In this comparative study of the contemporary politics of deportation in Germany and the United States, Antje Ellermann analyzes the capacity of the liberal democratic state to control individuals within its borders. The book grapples with the question of why, in the 1990s, Germany responded to vociferous public demands for stricter immigration control by passing and implementing far-reaching policy reforms, while the United States failed to effectively respond to a comparable public mandate. Drawing on extensive field interviews, Ellermann finds that these crossnational differences reflect institutionally determined variations in socially coercive state capacity.
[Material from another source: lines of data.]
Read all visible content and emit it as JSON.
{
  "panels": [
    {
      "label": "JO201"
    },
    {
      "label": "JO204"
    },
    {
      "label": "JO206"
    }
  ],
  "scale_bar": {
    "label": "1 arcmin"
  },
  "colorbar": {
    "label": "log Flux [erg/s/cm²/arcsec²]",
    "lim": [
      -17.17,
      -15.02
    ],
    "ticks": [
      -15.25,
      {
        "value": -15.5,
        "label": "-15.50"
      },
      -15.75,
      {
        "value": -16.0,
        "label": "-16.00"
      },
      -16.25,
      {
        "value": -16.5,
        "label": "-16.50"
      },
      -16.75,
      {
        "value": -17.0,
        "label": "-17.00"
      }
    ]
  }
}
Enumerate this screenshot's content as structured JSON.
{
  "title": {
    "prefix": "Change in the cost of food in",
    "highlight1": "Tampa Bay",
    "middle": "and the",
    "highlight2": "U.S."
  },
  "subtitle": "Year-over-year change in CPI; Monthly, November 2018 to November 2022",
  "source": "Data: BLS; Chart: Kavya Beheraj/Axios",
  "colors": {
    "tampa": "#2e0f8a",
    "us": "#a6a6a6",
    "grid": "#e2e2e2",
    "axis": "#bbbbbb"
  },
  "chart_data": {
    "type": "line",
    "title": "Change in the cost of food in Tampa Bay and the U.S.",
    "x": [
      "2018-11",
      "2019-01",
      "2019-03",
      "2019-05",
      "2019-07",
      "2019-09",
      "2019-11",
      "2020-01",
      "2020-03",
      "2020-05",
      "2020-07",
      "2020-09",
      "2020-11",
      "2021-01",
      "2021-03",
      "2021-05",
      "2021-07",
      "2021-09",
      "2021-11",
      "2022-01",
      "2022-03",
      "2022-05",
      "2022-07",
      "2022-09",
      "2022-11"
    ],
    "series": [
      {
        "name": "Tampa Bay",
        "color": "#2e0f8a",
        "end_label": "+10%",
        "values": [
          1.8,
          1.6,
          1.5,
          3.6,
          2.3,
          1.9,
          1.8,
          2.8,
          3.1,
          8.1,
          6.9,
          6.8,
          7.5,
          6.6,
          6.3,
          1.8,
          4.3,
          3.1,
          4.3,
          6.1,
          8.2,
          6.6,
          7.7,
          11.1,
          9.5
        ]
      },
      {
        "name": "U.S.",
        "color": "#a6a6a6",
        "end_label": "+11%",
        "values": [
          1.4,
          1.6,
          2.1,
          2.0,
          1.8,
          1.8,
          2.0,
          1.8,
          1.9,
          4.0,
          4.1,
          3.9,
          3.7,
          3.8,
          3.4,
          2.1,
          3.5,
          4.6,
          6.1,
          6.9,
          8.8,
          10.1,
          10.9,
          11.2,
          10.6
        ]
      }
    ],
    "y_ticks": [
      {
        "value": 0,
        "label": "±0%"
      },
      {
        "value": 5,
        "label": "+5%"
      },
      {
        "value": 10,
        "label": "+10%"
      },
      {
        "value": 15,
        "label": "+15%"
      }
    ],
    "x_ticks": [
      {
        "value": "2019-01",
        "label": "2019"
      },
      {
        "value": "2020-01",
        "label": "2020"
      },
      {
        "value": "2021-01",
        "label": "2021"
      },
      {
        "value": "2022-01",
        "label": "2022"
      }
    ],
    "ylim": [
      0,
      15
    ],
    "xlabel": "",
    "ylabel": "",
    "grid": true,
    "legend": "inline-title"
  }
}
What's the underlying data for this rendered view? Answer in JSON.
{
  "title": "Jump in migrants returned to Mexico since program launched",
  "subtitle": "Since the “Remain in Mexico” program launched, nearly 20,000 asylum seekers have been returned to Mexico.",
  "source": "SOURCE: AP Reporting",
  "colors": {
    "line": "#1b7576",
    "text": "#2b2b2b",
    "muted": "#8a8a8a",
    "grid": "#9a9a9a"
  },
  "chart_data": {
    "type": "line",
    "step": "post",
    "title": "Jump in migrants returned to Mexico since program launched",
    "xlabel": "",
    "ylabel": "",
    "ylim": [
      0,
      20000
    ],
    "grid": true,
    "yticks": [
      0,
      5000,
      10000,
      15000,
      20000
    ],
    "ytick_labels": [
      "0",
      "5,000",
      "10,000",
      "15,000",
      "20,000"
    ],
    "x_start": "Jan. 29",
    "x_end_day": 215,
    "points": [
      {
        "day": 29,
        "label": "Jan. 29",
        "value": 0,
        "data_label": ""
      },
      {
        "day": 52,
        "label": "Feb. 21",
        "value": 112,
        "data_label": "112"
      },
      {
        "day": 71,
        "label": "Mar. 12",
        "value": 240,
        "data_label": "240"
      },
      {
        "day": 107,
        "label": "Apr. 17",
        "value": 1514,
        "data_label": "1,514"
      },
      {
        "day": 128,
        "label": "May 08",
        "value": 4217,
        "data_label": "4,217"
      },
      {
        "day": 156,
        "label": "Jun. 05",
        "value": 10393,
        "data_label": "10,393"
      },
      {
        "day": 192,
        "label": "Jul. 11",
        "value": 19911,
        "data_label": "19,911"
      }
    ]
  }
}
By tracing the politics of deportation across the evolution of the policy cycle, beginning with anti-immigrant populist backlash and ending in the expulsion of migrants by deportation bureaucrats, Ellermann is also able to show that the conditions underlying state capacity systematically vary across policy stages.

Reviews

“In States Against Migrants Antje Ellermann provides an insightful and scrupulously researched examination of the practice of deportation across two countries and offers a subtle and original examination of the nature of the contemporary regulatory state. This is compelling political science.”
-Matthew J. Gibney, University of Oxford

“Antje Ellermann has written an important book on a controversial but neglected topic. Firmly grounded with the public policy literature, Ellerman offers a theory of divergent outcomes in ‘socially coercive’ public policy, one emphasizing the basic importance of bureaucratic actors. This book should be required reading for anyone interested in immigration, bureaucracy, and public policy.”
-Randall Hansen, University of Toronto

“Ellermann has written a powerful book that will be required reading for anyone interested in immigration control. By delving into the virtually unexplored area of deportation, she provides great insights into the difficulties that liberal democracies face in formulating and implementing immigration policy.”
-James F. Hollifield, Southern Methodist University

“In showing that ‘state capacity’ varies across policy stages, this lucid and richly documented book moves our understanding of the role of the state in immigration policy to new heights. One of the best works of political science ever published on immigration.”
-Christian Joppke, The American University of Paris

“Any analyst who wants to understand where the real politics of immigration lay today is obliged to consider what happens on the ground – at the implementation level. No single analysis brings home this point more effectively and compellingly than Antje Ellermann’s thoughtful and careful examination of comparative deportation strategies. This book goes where most have not gone before, ingeniously peeling off the under-layers of liberal state capacities to control migration in the modern era.”